Even if you're only able to put $25 into your IRA or save $50 a month in your 401(k), just do it. Once you get into the habit of saving, it could get a lot easier.
If you're deep in retirement savings catch-up mode, you'll soon want to be making more than $25 or $50 IRA or 401(k) contributions. To that end, review your spending and see where you can cut back.
This does not mean that you can no longer take vacations, have dinner at restaurants, or keep your lawn service if it saves you a lot of time each week. It just means you have to plan your spending on extras like these with the goal of freeing up more money for your long-term savings.

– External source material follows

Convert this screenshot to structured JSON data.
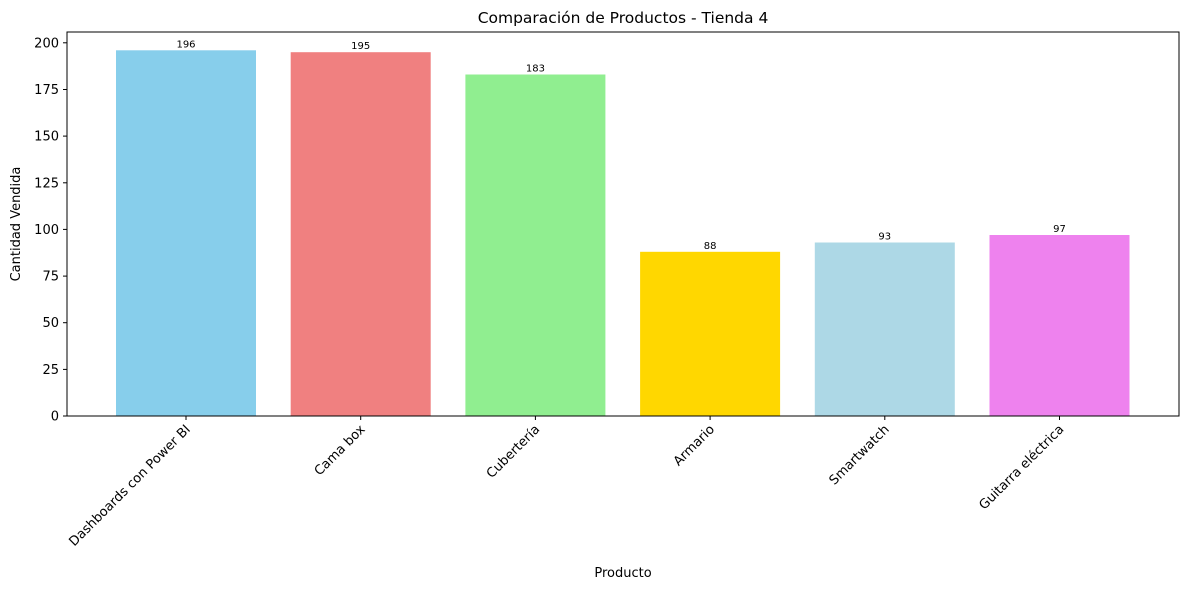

Many people find that it's actually easier to work more than cut back on spending. If you feel similarly, then it pays to explore the gig economy and see how lucrative it could be for you.
You may find that working a side gig for four or five hours a week puts $100 or more in your pocket. Multiply that by four weeks, and suddenly, you've got $400 a month for your IRA or 401(k) without having to make potentially painful spending cuts.
You may have a certain retirement age you're aiming for. But if you're late to the savings game, delaying retirement could be a smart idea.
This doesn't mean that if you were planning to retire at 65, you now need to pledge to work until your mid-70s. But if you were aiming for a retirement age of 65, you might consider targeting 68 instead.
Yes, that does mean having to work three extra years. But it also gives you three more years to save for retirement and, just as importantly, leave your nest egg untouched a bit longer.
Plus, you should know that Social Security's full retirement age for people born in 1960 or later is 67. And if you delay your Social Security claim to age 68, your monthly benefits will get an 8% increase -- for life. That's a great way to make up for the fact that your savings balance may not be as robust as you'd like.
It's not uncommon to be behind on retirement savings. But rather than stress over it, take action. You may find that with modest yet realistic changes, you're able to make headway on your savings and salvage your retirement after all.